What Happens When You Try to Write for a Living—as a Job?

 

      Rejection is a test a beginning writer must pass.  He must learn to take it in his stride and not become preoccupied with it.  Crabby and hung-up about it.  As John Clellon Holmes said to Kerouac when seven years of rejection began to weigh on his mind.

      Then there’s the indifference.  Your success as a writer doesn’t impress people very much.  Unless you are a runaway success, a succès fou.

      There is a certain hostility towards a writer when he does succeed.  Who do you think you are?  The man of hubris is punished by the gods.  You mustn’t gloat.  You shouldn’t even be happy for yourself—it’s unseemly.

      You tempt fate by succeeding.  Other writers are jealous, and they stab you in the back.

      Writers are quarrelsome and it’s not a group of mutual supporters.  Your success is seen as coming at their expense.
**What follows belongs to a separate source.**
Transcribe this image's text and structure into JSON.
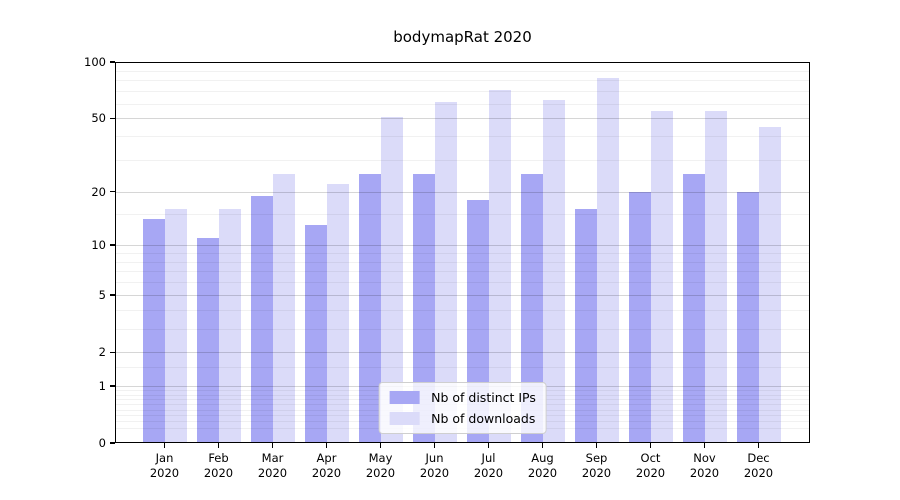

      If you don’t succeed, or your success is modest, private, and hard to express in terms anybody will agree with, you are ridiculed for wasting your life on a self-indulgent lark, on tomfoolery, on childish pipedreams.

      Probably you are a bad provider and feel bad about that.

      A writer deals with fear, envy, anger, and depression as his daily fare, but shame and guilt are in there, too.  You feel like a rotten bastard.  For doing something you can’t stop yourself from doing.

      There aren’t any support groups for writers.  Unless it’s AA and NA.

      One tends to overcompensate, to say you’re not the last, you’re the first, success is failure and failure is success, this sounds ridiculous.

      It is ridiculous.  All you can do is write a book called WE’RE NO. 2!